A Fundação

O Conselho Português para a Saúde e Ambiente nasceu de uma iniciativa do médico internista Luís Campos, à qual se associaram o cirurgião cardíaco João Queiroz e Melo e o ex-jornalista José Vítor Malheiros. Juntos, constituíram formalmente o Conselho Português para a Saúde e Ambiente – Associação (CPORSA) por escritura pública, em 19 de outubro de 2022.

A primeira Assembleia Geral, realizada a 31 de outubro de 2022, aprovou a admissão de 39 organizações ligadas à saúde, enquanto associados fundadores, e elegeu a primeira Direção. A apresentação pública do CPSA teve lugar nesse mesmo dia, numa sessão solene realizada na Fundação Calouste Gulbenkian.

A Visão

O CPSA defende que as gerações atuais e futuras têm direito a um ambiente limpo, saudável e sustentável, conforme reconhecido pelas Nações Unidas em 2022.

Os Objetivos

O CPSA nasceu para criar uma rede colaborativa de organizações do setor da saúde que contribua para:

  • reduzir o impacto das alterações ambientais na saúde das populações;
  • diminuir a pegada ambiental do setor da saúde;
  • promover a sensibilização pública e a formação dos profissionais;
  • estimular a investigação científica;
  • promover medidas de adaptação, incluindo melhorar a capacidade de resposta a catástrofes climáticas ou a novas pandemias.

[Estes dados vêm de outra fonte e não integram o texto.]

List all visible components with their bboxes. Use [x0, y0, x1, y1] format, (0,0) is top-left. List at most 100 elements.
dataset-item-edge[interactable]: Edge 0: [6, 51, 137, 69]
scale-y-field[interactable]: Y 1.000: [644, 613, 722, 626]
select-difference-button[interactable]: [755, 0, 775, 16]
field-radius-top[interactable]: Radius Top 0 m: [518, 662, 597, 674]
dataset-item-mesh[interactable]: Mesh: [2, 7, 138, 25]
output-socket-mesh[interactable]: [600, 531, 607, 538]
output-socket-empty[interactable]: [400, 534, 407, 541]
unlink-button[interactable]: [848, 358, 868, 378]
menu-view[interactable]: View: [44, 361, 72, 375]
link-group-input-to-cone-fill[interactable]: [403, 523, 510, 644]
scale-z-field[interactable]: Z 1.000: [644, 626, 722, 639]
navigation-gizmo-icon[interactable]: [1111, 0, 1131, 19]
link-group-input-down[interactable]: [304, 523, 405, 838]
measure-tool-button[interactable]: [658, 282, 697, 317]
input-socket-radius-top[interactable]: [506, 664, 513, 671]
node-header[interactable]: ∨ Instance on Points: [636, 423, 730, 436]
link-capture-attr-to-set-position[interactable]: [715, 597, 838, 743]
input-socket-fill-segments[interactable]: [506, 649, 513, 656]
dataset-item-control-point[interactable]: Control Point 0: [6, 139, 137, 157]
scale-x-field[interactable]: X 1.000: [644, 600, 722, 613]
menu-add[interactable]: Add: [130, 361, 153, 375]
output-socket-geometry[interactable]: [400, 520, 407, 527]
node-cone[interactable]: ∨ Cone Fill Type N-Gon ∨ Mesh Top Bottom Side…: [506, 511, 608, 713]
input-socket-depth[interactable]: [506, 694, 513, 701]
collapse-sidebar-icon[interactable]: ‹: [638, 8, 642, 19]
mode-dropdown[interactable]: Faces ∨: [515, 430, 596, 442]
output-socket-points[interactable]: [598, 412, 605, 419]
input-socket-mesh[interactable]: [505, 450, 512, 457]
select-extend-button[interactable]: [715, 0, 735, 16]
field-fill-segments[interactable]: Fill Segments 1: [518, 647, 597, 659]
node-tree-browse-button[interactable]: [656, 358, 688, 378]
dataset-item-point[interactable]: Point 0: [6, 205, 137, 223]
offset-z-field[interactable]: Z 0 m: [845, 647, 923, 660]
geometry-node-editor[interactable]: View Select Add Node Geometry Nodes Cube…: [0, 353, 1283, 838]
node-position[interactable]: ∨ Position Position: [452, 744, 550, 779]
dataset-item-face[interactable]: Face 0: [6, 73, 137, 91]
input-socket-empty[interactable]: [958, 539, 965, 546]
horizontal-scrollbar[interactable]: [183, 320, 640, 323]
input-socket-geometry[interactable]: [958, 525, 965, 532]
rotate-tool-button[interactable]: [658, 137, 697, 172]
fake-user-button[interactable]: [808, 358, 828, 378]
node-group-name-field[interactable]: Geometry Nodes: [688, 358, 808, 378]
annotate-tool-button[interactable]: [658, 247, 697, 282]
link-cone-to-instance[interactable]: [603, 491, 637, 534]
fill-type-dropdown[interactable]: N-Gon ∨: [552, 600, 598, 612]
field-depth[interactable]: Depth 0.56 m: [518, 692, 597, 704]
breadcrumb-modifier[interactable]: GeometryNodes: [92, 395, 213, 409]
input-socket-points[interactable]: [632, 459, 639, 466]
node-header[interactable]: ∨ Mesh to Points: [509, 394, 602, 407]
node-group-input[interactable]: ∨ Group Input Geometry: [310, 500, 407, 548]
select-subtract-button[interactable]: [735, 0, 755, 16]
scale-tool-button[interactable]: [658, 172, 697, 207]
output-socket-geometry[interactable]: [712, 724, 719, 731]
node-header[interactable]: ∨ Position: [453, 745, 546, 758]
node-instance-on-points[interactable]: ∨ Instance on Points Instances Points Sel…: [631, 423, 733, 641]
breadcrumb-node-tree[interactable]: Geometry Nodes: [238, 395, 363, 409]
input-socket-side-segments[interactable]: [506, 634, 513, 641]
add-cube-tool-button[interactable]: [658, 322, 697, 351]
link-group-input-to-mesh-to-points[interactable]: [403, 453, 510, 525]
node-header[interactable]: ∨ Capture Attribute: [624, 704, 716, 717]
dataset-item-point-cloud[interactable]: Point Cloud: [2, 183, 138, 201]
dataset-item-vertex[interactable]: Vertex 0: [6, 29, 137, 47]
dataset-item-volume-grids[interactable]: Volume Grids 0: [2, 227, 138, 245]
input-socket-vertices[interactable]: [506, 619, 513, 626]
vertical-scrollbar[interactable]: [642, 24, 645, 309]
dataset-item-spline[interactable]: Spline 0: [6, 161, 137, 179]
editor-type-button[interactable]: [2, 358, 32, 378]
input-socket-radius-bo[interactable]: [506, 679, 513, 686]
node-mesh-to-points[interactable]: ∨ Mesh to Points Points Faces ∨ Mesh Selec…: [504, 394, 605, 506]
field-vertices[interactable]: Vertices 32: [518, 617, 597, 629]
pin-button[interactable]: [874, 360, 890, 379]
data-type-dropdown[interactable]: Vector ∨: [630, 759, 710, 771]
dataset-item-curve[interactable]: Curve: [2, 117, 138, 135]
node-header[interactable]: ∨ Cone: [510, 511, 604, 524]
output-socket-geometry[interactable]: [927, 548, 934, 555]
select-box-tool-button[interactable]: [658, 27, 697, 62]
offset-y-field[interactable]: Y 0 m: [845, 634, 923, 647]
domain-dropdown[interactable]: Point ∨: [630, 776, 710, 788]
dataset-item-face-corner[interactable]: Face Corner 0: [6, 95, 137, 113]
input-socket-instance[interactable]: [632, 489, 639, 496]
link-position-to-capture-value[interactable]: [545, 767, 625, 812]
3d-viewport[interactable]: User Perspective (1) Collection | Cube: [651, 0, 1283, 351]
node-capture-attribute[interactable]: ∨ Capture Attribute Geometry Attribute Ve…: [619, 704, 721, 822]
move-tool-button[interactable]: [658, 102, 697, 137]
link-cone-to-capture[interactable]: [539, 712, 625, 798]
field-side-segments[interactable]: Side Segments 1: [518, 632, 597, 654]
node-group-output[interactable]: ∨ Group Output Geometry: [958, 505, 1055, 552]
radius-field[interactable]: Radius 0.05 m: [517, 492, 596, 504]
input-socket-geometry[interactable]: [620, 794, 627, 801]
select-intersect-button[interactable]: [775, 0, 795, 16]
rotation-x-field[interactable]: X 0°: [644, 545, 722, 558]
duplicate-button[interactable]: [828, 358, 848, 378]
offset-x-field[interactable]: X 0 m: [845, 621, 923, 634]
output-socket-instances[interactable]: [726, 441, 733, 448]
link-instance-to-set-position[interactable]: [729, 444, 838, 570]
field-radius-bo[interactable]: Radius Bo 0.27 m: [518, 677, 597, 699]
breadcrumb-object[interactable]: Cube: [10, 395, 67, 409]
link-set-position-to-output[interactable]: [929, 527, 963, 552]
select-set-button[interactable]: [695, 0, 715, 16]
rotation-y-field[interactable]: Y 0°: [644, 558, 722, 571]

Face à complexidade dos desafios ambientais e climáticos, o CPSA defende a necessidade de soluções integradas, interdisciplinares e sustentadas na melhor evidência.

A Motivação

A nossa motivação nasce da crescente evidência de que as alterações ambientais têm um impacto profundo na saúde, sendo já responsáveis por cerca de uma em cada quatro mortes a nível global. Perante esta realidade, entendemos ser um dever ético dos profissionais de saúde participar ativamente neste desafio global.

Não podemos comprometer o futuro das próximas gerações, que são as dos nossos filhos e netos, nem desperdiçar o elevado capital de confiança que a sociedade deposita nos profissionais de saúde.

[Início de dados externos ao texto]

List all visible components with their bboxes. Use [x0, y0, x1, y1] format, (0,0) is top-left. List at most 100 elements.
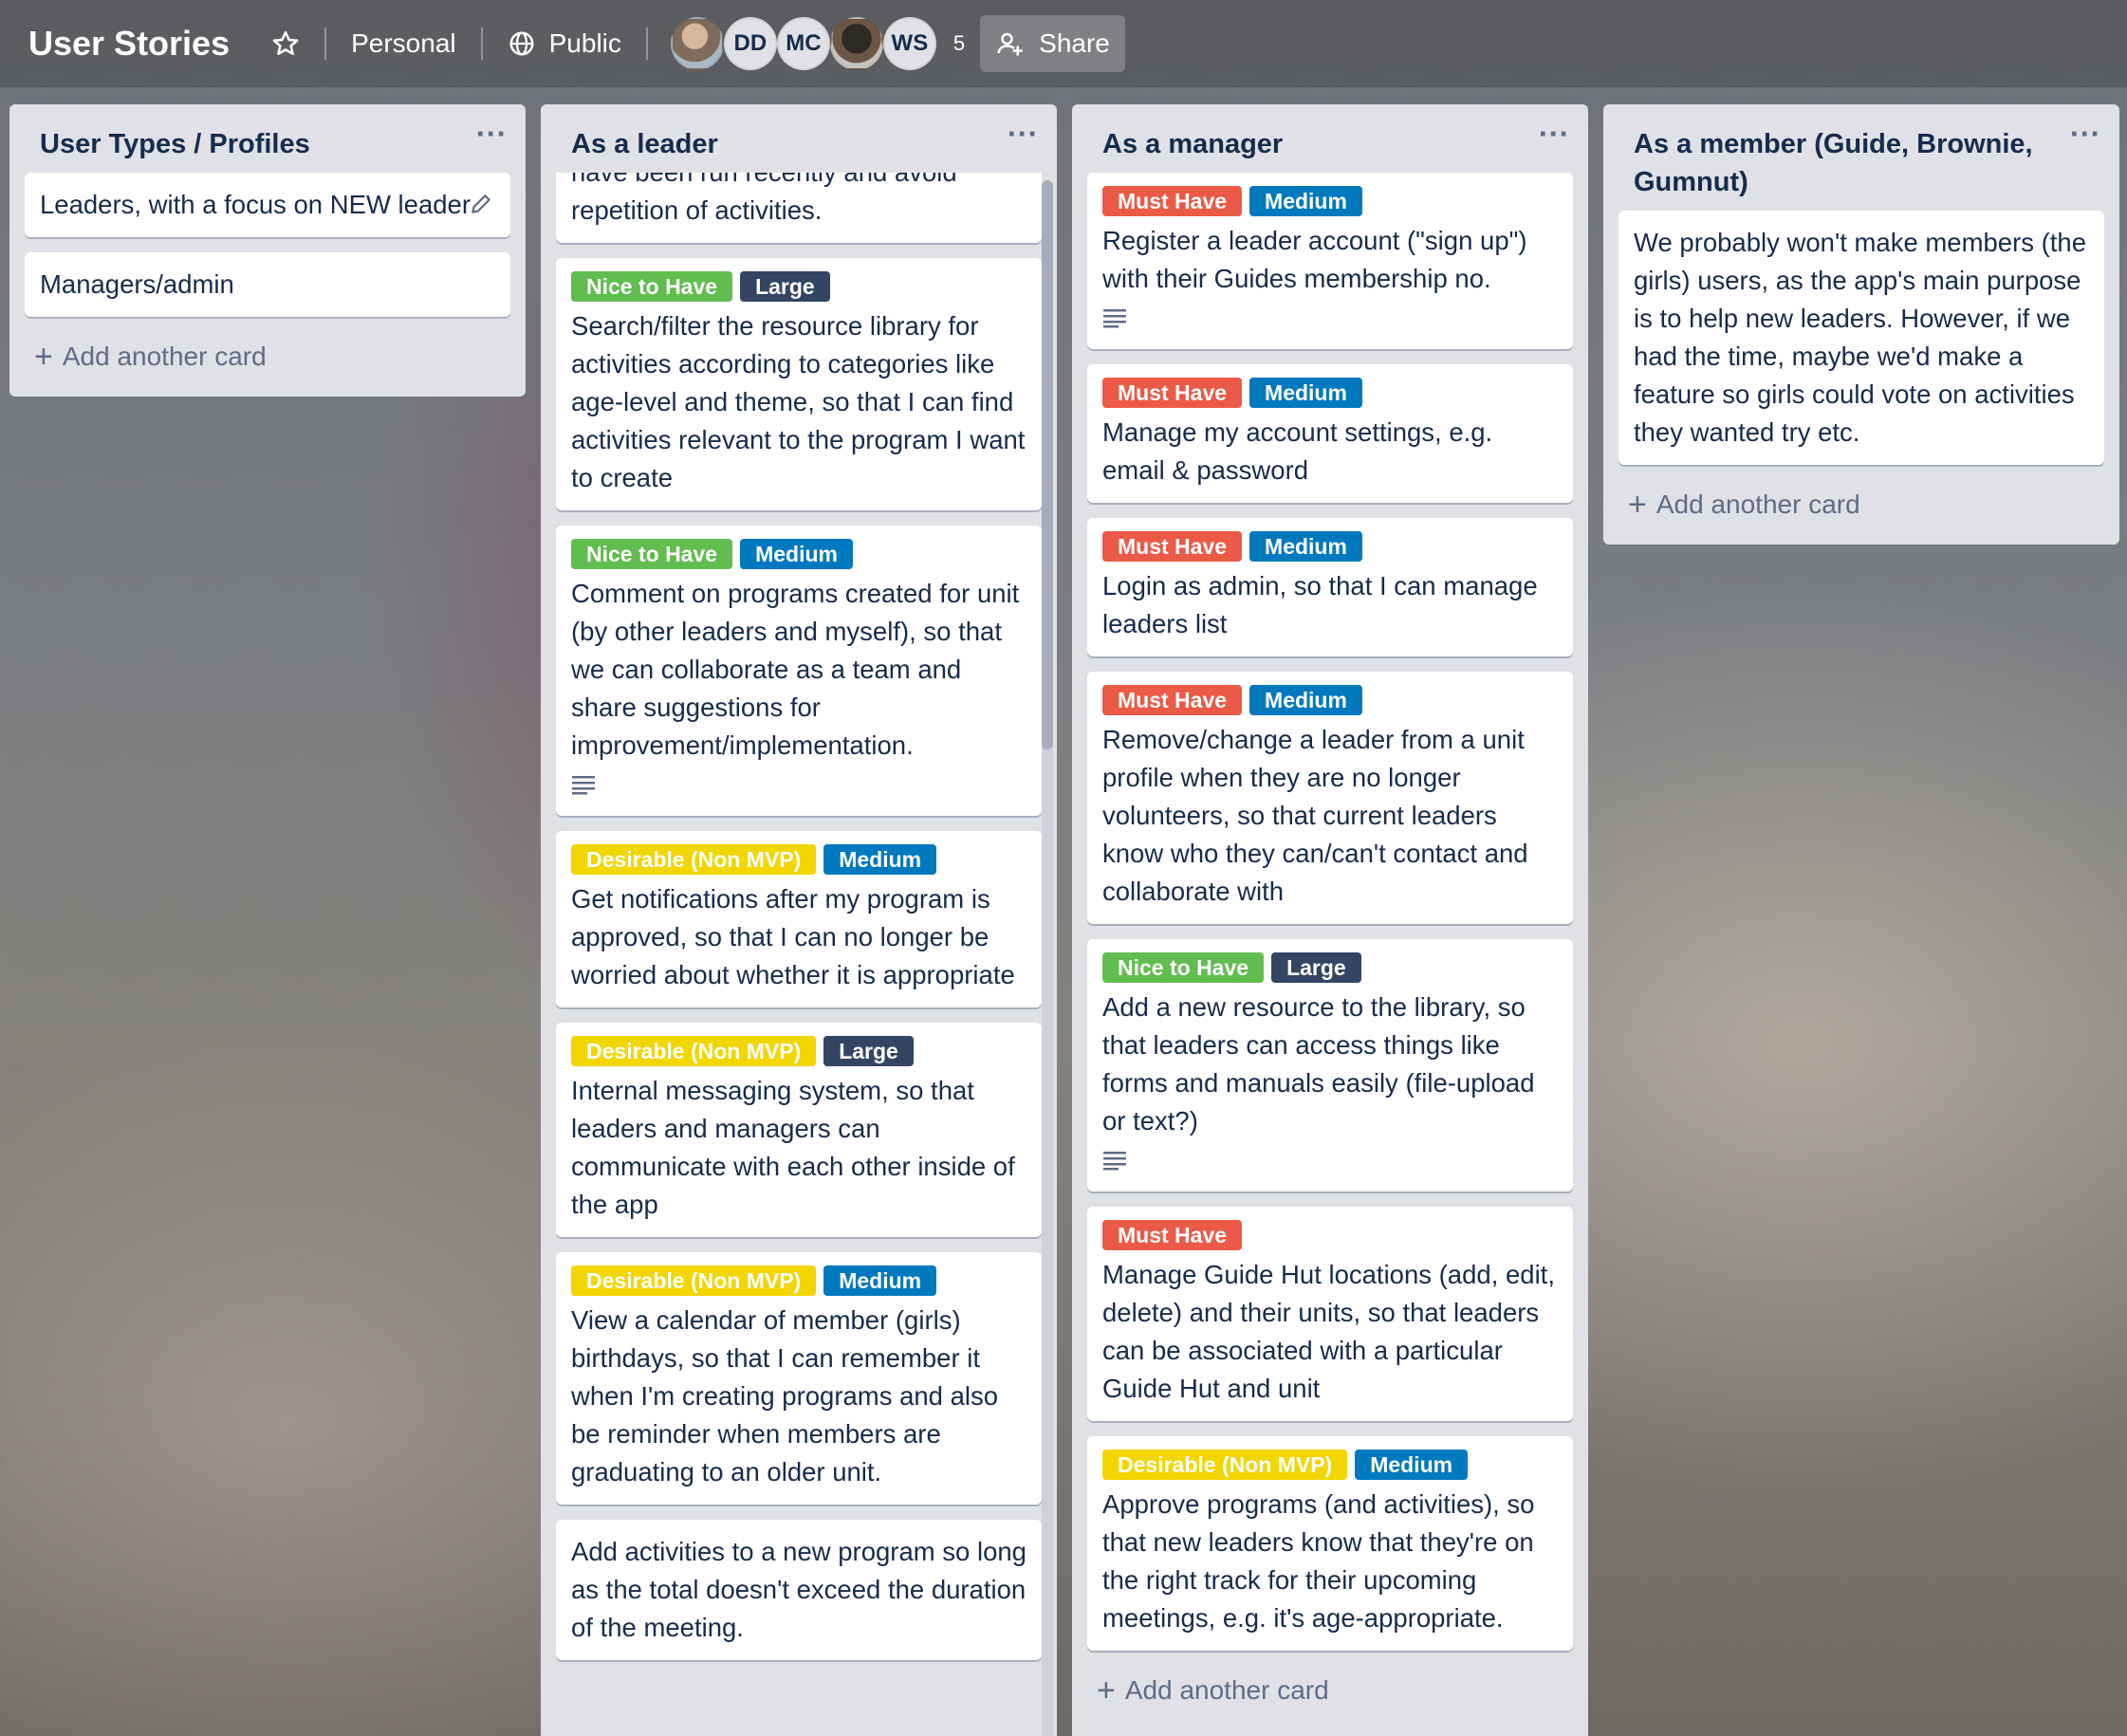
star-icon	[272, 30, 299, 55]
add-card-button[interactable]: + Add another card	[1072, 1666, 1588, 1730]
list-card[interactable]: Nice to Have Large Add a new resource to…	[1087, 939, 1573, 1191]
avatar[interactable]: MC	[776, 17, 830, 70]
card-label[interactable]: Large	[740, 271, 830, 302]
share-button[interactable]: Share	[980, 15, 1125, 72]
card-labels: Must Have Medium	[1102, 531, 1558, 562]
list-card[interactable]: Must Have Medium Register a leader accou…	[1087, 173, 1573, 349]
card-label[interactable]: Large	[1271, 952, 1361, 983]
list-menu-icon[interactable]: ···	[1007, 122, 1038, 147]
list-header: As a manager ···	[1072, 104, 1588, 173]
card-label[interactable]: Must Have	[1102, 186, 1243, 216]
card-list: have been run recently and avoid repetit…	[541, 173, 1057, 1660]
list-card[interactable]: Leaders, with a focus on NEW leaders	[25, 173, 510, 237]
card-label[interactable]: Nice to Have	[1102, 952, 1265, 983]
list-card[interactable]: have been run recently and avoid repetit…	[556, 173, 1042, 243]
list-header: As a leader ···	[541, 104, 1057, 173]
card-label[interactable]: Desirable (Non MVP)	[571, 1036, 817, 1066]
star-button[interactable]	[258, 17, 313, 70]
description-icon	[1103, 309, 1126, 328]
card-label[interactable]: Must Have	[1102, 378, 1243, 408]
card-label[interactable]: Nice to Have	[571, 539, 733, 569]
card-title: have been run recently and avoid repetit…	[571, 173, 957, 225]
team-visibility-label: Personal	[351, 28, 456, 58]
description-icon	[572, 776, 595, 795]
card-label[interactable]: Medium	[1249, 186, 1362, 216]
plus-icon: +	[34, 339, 53, 375]
member-count[interactable]: 5	[953, 31, 965, 56]
list-card[interactable]: Desirable (Non MVP) Medium View a calend…	[556, 1252, 1042, 1505]
card-title: Approve programs (and activities), so th…	[1102, 1489, 1535, 1633]
card-label[interactable]: Must Have	[1102, 685, 1243, 715]
card-title: Get notifications after my program is ap…	[571, 884, 1015, 989]
add-card-button[interactable]: + Add another card	[9, 332, 526, 397]
card-label[interactable]: Medium	[740, 539, 853, 569]
avatar[interactable]	[829, 17, 883, 70]
card-labels: Must Have Medium	[1102, 685, 1558, 715]
list-menu-icon[interactable]: ···	[475, 122, 507, 147]
card-labels: Desirable (Non MVP) Medium	[571, 844, 1027, 875]
card-label[interactable]: Medium	[1249, 685, 1362, 715]
add-card-label: Add another card	[1124, 1675, 1329, 1705]
add-card-label: Add another card	[1655, 489, 1860, 519]
visibility-button[interactable]: Public	[494, 17, 635, 70]
card-labels: Desirable (Non MVP) Large	[571, 1036, 1027, 1066]
avatar[interactable]	[670, 17, 724, 70]
list-menu-icon[interactable]: ···	[1538, 122, 1569, 147]
list-as-a-manager: As a manager ··· Must Have Medium Regist…	[1072, 104, 1588, 1736]
card-label[interactable]: Desirable (Non MVP)	[571, 1265, 817, 1296]
list-scroll-area[interactable]: have been run recently and avoid repetit…	[541, 173, 1057, 1736]
scrollbar-thumb[interactable]	[1042, 180, 1053, 749]
list-title[interactable]: As a member (Guide, Brownie, Gumnut)	[1634, 125, 2051, 201]
card-label[interactable]: Must Have	[1102, 531, 1243, 562]
card-label[interactable]: Desirable (Non MVP)	[1102, 1450, 1348, 1480]
card-label[interactable]: Must Have	[1102, 1220, 1243, 1250]
list-card[interactable]: Desirable (Non MVP) Medium Approve progr…	[1087, 1436, 1573, 1651]
list-card[interactable]: Managers/admin	[25, 252, 510, 317]
add-member-icon	[997, 32, 1023, 56]
card-list: Leaders, with a focus on NEW leaders Man…	[9, 173, 526, 317]
list-card[interactable]: Must Have Medium Login as admin, so that…	[1087, 518, 1573, 656]
board-header: User Stories Personal Public DD MC WS 5 …	[0, 0, 2127, 87]
card-labels: Nice to Have Large	[571, 271, 1027, 302]
card-title: Add activities to a new program so long …	[571, 1537, 1027, 1642]
list-card[interactable]: Must Have Medium Remove/change a leader …	[1087, 672, 1573, 924]
list-user-types: User Types / Profiles ··· Leaders, with …	[9, 104, 526, 397]
list-card[interactable]: Nice to Have Large Search/filter the res…	[556, 258, 1042, 510]
add-card-button[interactable]: + Add another card	[1603, 480, 2119, 545]
card-title: Add a new resource to the library, so th…	[1102, 992, 1535, 1136]
card-labels: Must Have Medium	[1102, 378, 1558, 408]
card-label[interactable]: Nice to Have	[571, 271, 733, 302]
team-visibility-button[interactable]: Personal	[338, 17, 470, 70]
description-icon	[1103, 1152, 1126, 1171]
list-title[interactable]: As a manager	[1102, 125, 1283, 163]
card-title: Remove/change a leader from a unit profi…	[1102, 725, 1528, 906]
card-label[interactable]: Medium	[823, 1265, 937, 1296]
card-label[interactable]: Medium	[1249, 531, 1362, 562]
list-title[interactable]: User Types / Profiles	[40, 125, 310, 163]
list-title[interactable]: As a leader	[571, 125, 718, 163]
card-labels: Nice to Have Large	[1102, 952, 1558, 983]
avatar[interactable]: DD	[723, 17, 777, 70]
board-members: DD MC WS	[670, 17, 936, 70]
list-scrollbar[interactable]	[1042, 180, 1053, 1736]
avatar[interactable]: WS	[882, 17, 936, 70]
card-label[interactable]: Medium	[1249, 378, 1362, 408]
list-card[interactable]: Desirable (Non MVP) Medium Get notificat…	[556, 831, 1042, 1007]
card-label[interactable]: Medium	[1355, 1450, 1469, 1480]
card-label[interactable]: Desirable (Non MVP)	[571, 844, 817, 875]
list-card[interactable]: Must Have Manage Guide Hut locations (ad…	[1087, 1207, 1573, 1421]
pencil-icon[interactable]	[469, 192, 493, 216]
list-card[interactable]: Must Have Medium Manage my account setti…	[1087, 364, 1573, 503]
card-title: We probably won't make members (the girl…	[1634, 228, 2087, 447]
card-labels: Nice to Have Medium	[571, 539, 1027, 569]
list-card[interactable]: Add activities to a new program so long …	[556, 1520, 1042, 1660]
list-menu-icon[interactable]: ···	[2069, 122, 2100, 147]
card-label[interactable]: Large	[823, 1036, 914, 1066]
globe-icon	[509, 31, 534, 56]
card-label[interactable]: Medium	[823, 844, 937, 875]
board-title[interactable]: User Stories	[28, 24, 230, 64]
list-card[interactable]: Nice to Have Medium Comment on programs …	[556, 526, 1042, 816]
list-card[interactable]: Desirable (Non MVP) Large Internal messa…	[556, 1023, 1042, 1237]
card-title: Login as admin, so that I can manage lea…	[1102, 571, 1538, 638]
list-card[interactable]: We probably won't make members (the girl…	[1618, 211, 2104, 465]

É essencial afirmar, com clareza, que esta crise não é um problema exclusivo de ambientalistas ou de jovens ativistas mas representa uma ameaça que afeta toda a sociedade e que coloca em risco a própria sobrevivência humana.

Os Associados

O CPSA integra atualmente mais de 100 organizações, entre as mais relevantes do setor da saúde, incluindo associações, ordens profissionais, instituições académicas, sociedades científicas, Unidades Locais de Saúde, grupos privados de saúde, laboratórios da indústria farmacêutica, câmaras municipais, associações de doentes, bem como diversas entidades de referência, como o Instituto Nacional de Saúde Doutor Ricardo Jorge, o Instituto de Medicina Tropical, a Santa Casa da Misericórdia de Lisboa, o Montepio Rainha D. Leonor, a AGEAS e a Google.

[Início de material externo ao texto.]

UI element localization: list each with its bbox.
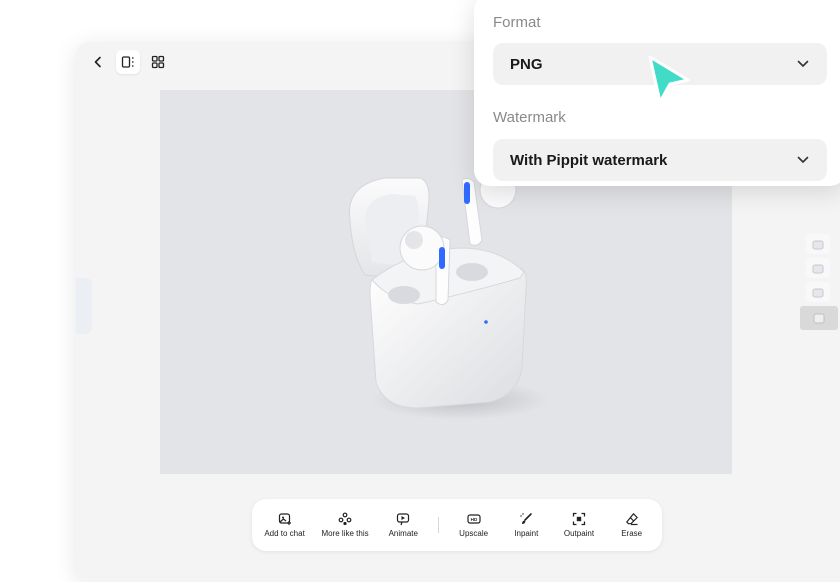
pointer-cursor-icon — [648, 55, 690, 104]
animate-icon — [397, 513, 410, 526]
brush-icon — [520, 513, 533, 524]
tool-label: More like this — [321, 529, 369, 538]
format-label: Format — [493, 14, 541, 31]
side-panel-handle[interactable] — [76, 278, 92, 334]
tool-label: Upscale — [459, 529, 489, 538]
inpaint-button[interactable]: Inpaint — [508, 512, 544, 538]
topbar — [86, 50, 170, 74]
tool-label: Outpaint — [563, 529, 595, 538]
expand-icon — [572, 512, 586, 526]
erase-button[interactable]: Erase — [614, 512, 650, 538]
single-view-button[interactable] — [116, 50, 140, 74]
watermark-label: Watermark — [493, 109, 566, 126]
single-view-icon — [121, 56, 134, 68]
thumbnail-selected[interactable] — [800, 306, 838, 330]
chevron-down-icon — [797, 156, 809, 163]
grid-view-icon — [151, 55, 165, 69]
history-thumbnails — [800, 234, 838, 330]
format-value: PNG — [510, 55, 543, 73]
tool-label: Animate — [388, 529, 418, 538]
variations-icon — [338, 512, 352, 526]
hd-icon: HD — [467, 514, 481, 524]
chevron-down-icon — [797, 60, 809, 67]
watermark-value: With Pippit watermark — [510, 151, 668, 169]
svg-text:HD: HD — [470, 517, 477, 522]
watermark-select[interactable]: With Pippit watermark — [493, 139, 827, 181]
animate-button[interactable]: Animate — [385, 512, 421, 538]
outpaint-button[interactable]: Outpaint — [561, 512, 597, 538]
upscale-button[interactable]: HD Upscale — [456, 512, 492, 538]
more-like-this-button[interactable]: More like this — [321, 512, 369, 538]
thumbnail[interactable] — [806, 282, 830, 302]
thumbnail[interactable] — [806, 258, 830, 278]
chevron-left-icon — [94, 56, 101, 68]
toolbar-divider — [437, 517, 439, 533]
tool-label: Inpaint — [514, 529, 539, 538]
add-image-icon — [278, 513, 291, 525]
back-button[interactable] — [86, 50, 110, 74]
tool-label: Add to chat — [264, 529, 305, 538]
thumbnail[interactable] — [806, 234, 830, 254]
eraser-icon — [625, 513, 638, 526]
tool-label: Erase — [621, 529, 643, 538]
add-to-chat-button[interactable]: Add to chat — [264, 512, 305, 538]
grid-view-button[interactable] — [146, 50, 170, 74]
image-actions-toolbar: Add to chat More like this Animate HD Up… — [252, 499, 662, 551]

O CPSA é hoje a aliança mais transversal e abrangente na área da saúde em Portugal.

A Atividade

Desde a sua fundação, o CPSA tem desenvolvido uma atividade intensa e diversificada, incluindo:

  • organização de colóquios, emissão de comunicados e participação em documentos oficiais;
  • promoção, em 2024 e 2025, do International Course on Health and Environment, em parceria com a Escola Nacional de Saúde Pública;
  • colaboração com diversas sociedades científicas na elaboração e implementação de orientações de sustentabilidade ambiental, tendo já publicado recomendações para reduzir o impacto ambiental dos inaladores;
  • apoio a iniciativas de economia circular na saúde, como o programa Second Chance, em parceria com hospitais públicos e privados e com a associação Entreajuda;
  • criação, em 2024, do Observatório Português da Saúde e Ambiente, cujo primeiro relatório foi apresentado em janeiro de 2025, na Fundação Calouste Gulbenkian, estando prevista a divulgação do segundo relatório no primeiro trimestre de 2026;
  • organização, a 7 e 8 de fevereiro de 2025, na Culturgest, do 1.º Congresso Nacional de Saúde e Ambiente, que reuniu 1.000 participantes de 50 profissões distintas;
  • preparação do 2.º Congresso Nacional da Saúde e Ambiente, a realizar em 9 e 10 de abril de 2026, na Fundação Calouste Gulbenkian;
  • criação, em 2025, de vários clusters temáticos, que visam promover iniciativas de colaboração entre os associados, os quais já originaram oito novas iniciativas;
  • Lançamento em 2025 de uma plataforma online de partilha de boas práticas.